Kilic’s work focuses on evapotranspiration, or how water moves through the atmosphere as it evaporates from soil and water and transpires from plants. In 2013, she began a five-year term with an elite international team of 25 scientists supporting NASA's Landsat Data Continuity Mission Satellite or "Landsat 8."

She said Google has collected the entire modern Landsat archive’s images of the planet, dating to 1984, which is “a tremendous and convenient resource for our application.Landsat satellite imagery provides us with 30 meter pixels that allow us to see inside individual agricultural fields. The thermal band of Landsat is especially important. We will need even more Landsat satellites in the future for modern water management.”

Graduate students Doruk Ozturk and Yao Li, remote sensing specialist Ian Ratcliffe and Civil Engineering PhD graduate, and currently research assistant professor, Baburao Kamble gain valuable experience on Kilic’s team--developing code, designing new ways to detect and contend with clouds in images and using evapotranspiration mapping to fine-tune regional weather forecasting models. 

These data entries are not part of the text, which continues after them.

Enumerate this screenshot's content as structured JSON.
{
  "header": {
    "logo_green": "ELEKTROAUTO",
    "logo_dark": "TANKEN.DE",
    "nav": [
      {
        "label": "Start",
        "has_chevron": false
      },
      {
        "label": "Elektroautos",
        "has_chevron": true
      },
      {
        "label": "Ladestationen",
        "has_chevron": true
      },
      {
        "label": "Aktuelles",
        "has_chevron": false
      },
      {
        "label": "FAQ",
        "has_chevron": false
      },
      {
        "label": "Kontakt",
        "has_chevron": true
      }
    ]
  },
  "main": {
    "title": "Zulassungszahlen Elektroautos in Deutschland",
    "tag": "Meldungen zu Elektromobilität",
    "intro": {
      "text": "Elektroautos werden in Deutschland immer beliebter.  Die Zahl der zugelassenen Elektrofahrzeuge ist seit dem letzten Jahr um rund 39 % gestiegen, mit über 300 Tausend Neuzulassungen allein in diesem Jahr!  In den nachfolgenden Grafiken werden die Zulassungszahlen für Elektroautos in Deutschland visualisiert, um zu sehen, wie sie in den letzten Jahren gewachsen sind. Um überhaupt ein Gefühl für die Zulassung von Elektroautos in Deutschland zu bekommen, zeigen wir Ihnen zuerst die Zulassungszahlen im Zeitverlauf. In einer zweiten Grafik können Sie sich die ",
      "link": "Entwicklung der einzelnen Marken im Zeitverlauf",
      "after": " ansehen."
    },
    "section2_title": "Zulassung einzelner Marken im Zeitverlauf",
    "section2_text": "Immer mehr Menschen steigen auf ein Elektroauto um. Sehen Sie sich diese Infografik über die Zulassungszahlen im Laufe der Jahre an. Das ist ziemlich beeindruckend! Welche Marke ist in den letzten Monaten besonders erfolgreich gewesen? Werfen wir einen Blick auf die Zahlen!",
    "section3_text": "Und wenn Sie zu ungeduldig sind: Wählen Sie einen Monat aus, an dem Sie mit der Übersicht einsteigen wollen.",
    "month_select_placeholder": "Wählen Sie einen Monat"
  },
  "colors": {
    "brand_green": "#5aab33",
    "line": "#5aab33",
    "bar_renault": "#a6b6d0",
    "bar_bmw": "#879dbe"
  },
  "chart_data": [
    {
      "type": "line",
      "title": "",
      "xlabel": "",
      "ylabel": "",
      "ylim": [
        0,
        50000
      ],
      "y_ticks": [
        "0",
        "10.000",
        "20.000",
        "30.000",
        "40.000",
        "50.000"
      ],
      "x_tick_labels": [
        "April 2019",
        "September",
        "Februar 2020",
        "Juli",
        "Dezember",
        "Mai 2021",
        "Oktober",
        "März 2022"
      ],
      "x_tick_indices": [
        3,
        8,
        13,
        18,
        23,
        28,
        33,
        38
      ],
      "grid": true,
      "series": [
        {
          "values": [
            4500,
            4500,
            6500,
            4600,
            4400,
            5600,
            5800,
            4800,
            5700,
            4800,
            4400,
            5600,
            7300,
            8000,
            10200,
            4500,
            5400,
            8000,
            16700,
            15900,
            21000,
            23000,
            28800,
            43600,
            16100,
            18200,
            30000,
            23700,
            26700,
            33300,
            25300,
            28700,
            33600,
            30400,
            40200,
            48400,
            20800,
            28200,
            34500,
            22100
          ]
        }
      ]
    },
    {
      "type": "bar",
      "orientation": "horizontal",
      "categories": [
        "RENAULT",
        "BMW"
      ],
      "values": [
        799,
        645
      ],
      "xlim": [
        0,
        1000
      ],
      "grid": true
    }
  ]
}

Kilic said a new project with her UNL group will use Google resources to generate applications providing lawn water management information to homeowners and cities to support water conservation. 

“This project will utilize high-resolution aerial photography available for much of the United States and couple it with continental weather data sets for the entire country plus seven-day weather forecasts to provide homeowners with up-to-date information on their watering needs,” said Kilic. “(Our research) also creates opportunities for educators to have extensive sets of spatial data in their classrooms to use for geographic information system instruction, remote sensing, water resources and hydrology--for college students all the way down to elementary school students.”